Let’s write a minimal daily DAG consisting of two tasks:

  1. Creating a text file with the current date in the tmp/ folder of the $AIRFLOW_HOME using the BashOperator
  2. Uploading this file to a specified folder on Google Drive using the GoogleDriveOperator
from datetime import datetime
from airflow.models.dag import DAG
from airflow.operators.bash import BashOperator

from google_drive_operator import GoogleDriveOperator

dag = DAG(
    dag_id='upload_to_drive',
    description='Create spare parts analysis sheet in Google Drive',
    schedule_interval='@daily',
    start_date=datetime(2021, 2, 10),
    end_date=datetime(2021, 2, 13)
)

create_file = BashOperator(
    task_id='create_file',
    bash_command=(
        'echo file created on . > '
        '${AIRFLOW_HOME}/tmp/my_file_.txt'
    ),
    dag=dag
)

upload_file = GoogleDriveOperator(
    task_id='upload_file',
    local_path='tmp/my_file_.txt',
    drive_folder='google-drive-operator',
    gcp_conn_id='airflow-to-drive',
    delegate_to='denis@gontcharov.be',
)

create_file >> upload_file

This DAG will be executed daily from 2021–02–10 until 2021–02–13. On each day a file, e.g. my_file_2021-02-10.txt is created with the contents file created on 2021-02-10. This file is then uploaded to the folder google-drive-operator in the root of our Google account’s Drive. Note that the delegate_to parameter specifies the email-address to which the service accounts delegates the upload. This Google account will be the owner of the uploaded file.

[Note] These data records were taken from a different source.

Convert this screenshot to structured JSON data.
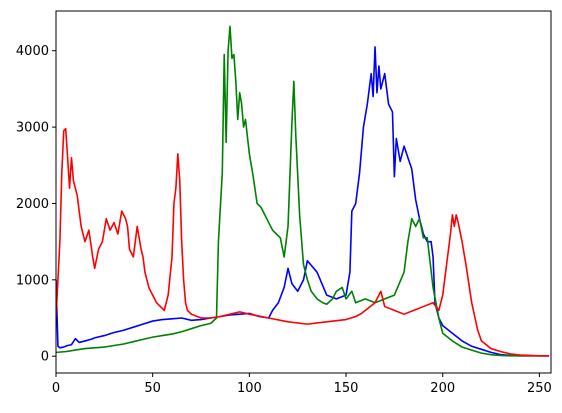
{
  "chart_data": {
    "type": "line",
    "title": "",
    "xlabel": "",
    "ylabel": "",
    "xlim": [
      0,
      256
    ],
    "ylim": [
      -220,
      4520
    ],
    "grid": false,
    "legend": "none",
    "xticks": [
      0,
      50,
      100,
      150,
      200,
      250
    ],
    "yticks": [
      0,
      1000,
      2000,
      3000,
      4000
    ],
    "series": [
      {
        "color": "#0000ff",
        "x": [
          0,
          1,
          2,
          4,
          6,
          8,
          10,
          12,
          15,
          18,
          20,
          25,
          30,
          35,
          40,
          45,
          50,
          55,
          60,
          65,
          70,
          75,
          80,
          85,
          90,
          95,
          100,
          105,
          110,
          112,
          115,
          118,
          120,
          122,
          125,
          128,
          130,
          135,
          140,
          145,
          150,
          152,
          153,
          155,
          157,
          159,
          161,
          163,
          164,
          165,
          166,
          167,
          168,
          170,
          172,
          174,
          175,
          176,
          178,
          180,
          182,
          184,
          186,
          188,
          190,
          192,
          194,
          195,
          196,
          198,
          200,
          205,
          210,
          215,
          220,
          225,
          230,
          235,
          240,
          245,
          250,
          255
        ],
        "y": [
          1000,
          130,
          110,
          120,
          140,
          150,
          230,
          180,
          200,
          220,
          240,
          270,
          310,
          340,
          380,
          420,
          460,
          480,
          490,
          500,
          470,
          480,
          500,
          520,
          540,
          550,
          560,
          520,
          500,
          600,
          700,
          900,
          1150,
          950,
          850,
          1000,
          1250,
          1100,
          800,
          750,
          800,
          1100,
          1900,
          2000,
          2400,
          3000,
          3300,
          3700,
          3400,
          4050,
          3450,
          3800,
          3500,
          3700,
          3300,
          3200,
          2350,
          2850,
          2550,
          2750,
          2600,
          2450,
          2050,
          1800,
          1600,
          1500,
          1500,
          1300,
          700,
          500,
          400,
          300,
          200,
          130,
          90,
          50,
          20,
          10,
          5,
          5,
          5,
          5
        ]
      },
      {
        "color": "#008000",
        "x": [
          0,
          5,
          10,
          15,
          20,
          25,
          30,
          35,
          40,
          45,
          50,
          55,
          60,
          65,
          70,
          75,
          80,
          83,
          84,
          86,
          87,
          88,
          89,
          90,
          91,
          92,
          93,
          94,
          95,
          96,
          97,
          98,
          100,
          102,
          104,
          106,
          108,
          110,
          112,
          114,
          116,
          118,
          120,
          122,
          123,
          124,
          126,
          128,
          130,
          132,
          135,
          138,
          140,
          143,
          145,
          148,
          150,
          153,
          155,
          160,
          165,
          170,
          175,
          180,
          182,
          184,
          186,
          188,
          190,
          192,
          195,
          198,
          200,
          205,
          210,
          215,
          220,
          225,
          230,
          235,
          240,
          245,
          250,
          255
        ],
        "y": [
          50,
          60,
          80,
          100,
          110,
          120,
          140,
          160,
          190,
          220,
          250,
          270,
          290,
          320,
          360,
          400,
          430,
          500,
          1500,
          2400,
          3950,
          2800,
          4000,
          4320,
          3900,
          3950,
          3600,
          3100,
          3450,
          3300,
          3000,
          3100,
          2650,
          2350,
          2000,
          1950,
          1850,
          1750,
          1650,
          1600,
          1550,
          1300,
          1700,
          3050,
          3600,
          2900,
          1850,
          1200,
          1000,
          850,
          750,
          700,
          680,
          750,
          850,
          900,
          750,
          850,
          700,
          750,
          700,
          750,
          800,
          1100,
          1500,
          1800,
          1700,
          1800,
          1550,
          1550,
          900,
          500,
          300,
          200,
          120,
          80,
          40,
          20,
          10,
          5,
          5,
          5,
          5,
          5
        ]
      },
      {
        "color": "#ff0000",
        "x": [
          0,
          2,
          3,
          4,
          5,
          6,
          7,
          8,
          9,
          10,
          11,
          12,
          13,
          14,
          15,
          17,
          19,
          20,
          22,
          24,
          26,
          28,
          30,
          32,
          34,
          36,
          37,
          38,
          40,
          42,
          44,
          45,
          46,
          48,
          50,
          52,
          54,
          56,
          58,
          60,
          61,
          62,
          63,
          64,
          65,
          66,
          67,
          68,
          70,
          75,
          80,
          85,
          90,
          95,
          100,
          110,
          120,
          130,
          140,
          150,
          155,
          158,
          160,
          165,
          168,
          170,
          175,
          180,
          185,
          190,
          195,
          198,
          200,
          202,
          204,
          205,
          206,
          207,
          208,
          210,
          212,
          215,
          218,
          220,
          225,
          230,
          235,
          240,
          245,
          250,
          255
        ],
        "y": [
          500,
          1500,
          2400,
          2950,
          2980,
          2600,
          2200,
          2600,
          2300,
          2200,
          2100,
          1900,
          1700,
          1600,
          1500,
          1650,
          1300,
          1150,
          1400,
          1500,
          1800,
          1650,
          1750,
          1600,
          1900,
          1800,
          1700,
          1400,
          1300,
          1700,
          1400,
          1300,
          1100,
          900,
          800,
          700,
          650,
          600,
          800,
          1300,
          2000,
          2200,
          2650,
          2300,
          1500,
          1000,
          700,
          600,
          550,
          500,
          500,
          520,
          550,
          580,
          550,
          500,
          450,
          420,
          450,
          480,
          520,
          560,
          600,
          700,
          850,
          650,
          600,
          550,
          600,
          650,
          700,
          600,
          800,
          1200,
          1600,
          1850,
          1700,
          1850,
          1750,
          1500,
          1200,
          700,
          350,
          200,
          100,
          60,
          30,
          15,
          10,
          5,
          5
        ]
      }
    ]
  }
}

Creating the Airflow connection

There is one last thing left to do: we have to create the Airflow connection specified by the gcp_conn_id in the upload_file task. Fire up the Airflow webserver and go to the Admin tab. Open Connections and create a new connection with the following fields:

  • Conn Id: gcp_conn_id
  • Conn Type: Google Cloud
  • Keyfile Path: /opt/airflow/«name of your JSON keyfile».json (alternatively, we can paste the contents of this JSON keyfile into the Keyfile JSON field)
  • Project Id: airflow-to-drive
  • Scopes: https://www.googleapis.com/auth/drive

alt text

Running the DAG

Go back to the DAGs section and activate the DAG.

alt text

After execution, the text files can be seen in our Google Drive folder.

alt text

Note that thanks to Domain-wide Delegation, the Owner of the files is “me”. If google-drive-operator is a shared folder, anyone who is authorized can access these files.